About

Hillcrest Farms was conceived as a ranch for raising Rocky Mountain Horses and Angus-Hereford cattle. Severe droughts have periodically prevented grass from growing, and have created challenges for the original plan. Cattle occasionally were sold off. The horses have passed on. After this year’s drought (2018) what remains of the cattle are the original foundation cow, purchased as a calf and now a grande dame at twenty-one years of age; a home-bred miniature heifer; and a bottle-baby whose mother produced too little milk for little baby Princess Moonfeather to have survived without a good supplement. We’ll add a page with some history, photos, and a video or two of the livestock in the near future.

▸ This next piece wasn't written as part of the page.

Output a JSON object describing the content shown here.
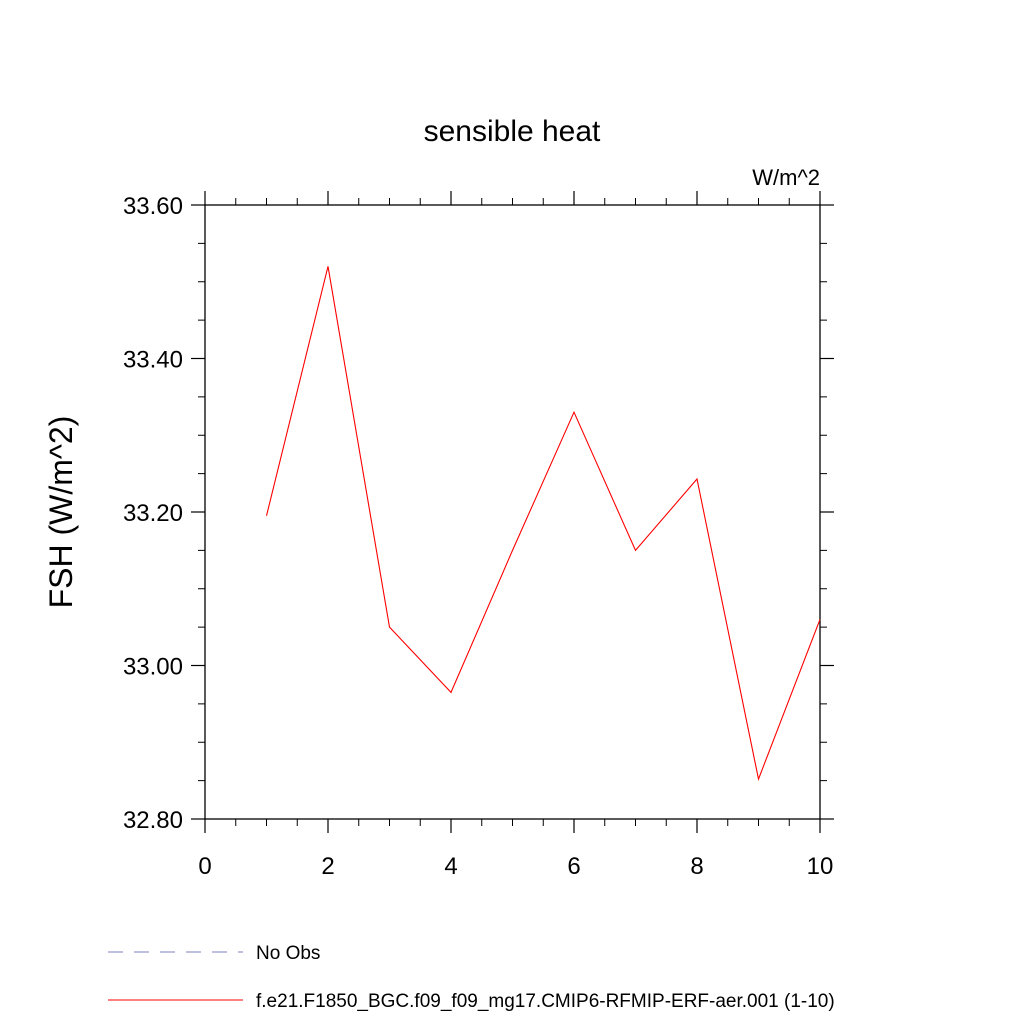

In 2008, we added 100 chickens to raise for eggs, and to experiment with heirloom, rare, and otherwise interesting breeds. For more on chickens, check out www.doyoureallywanttoraisechickens.info and one of these days, we’ll add a chicken page here, as well! We’ve published a few books about raising chickens:  here   and   here   and   here .

After adding chickens, there was an overabundance of mice. The rodent population became an alarming concern with a bubonic plague die-off of prairie dogs through 2014 and 2015. Just about that time, the good lord saw fit to send some stray cats this way, and now, fortunately, the cats keep the mice at bay. So, over a couple of decades, there has been an evolution occurring here.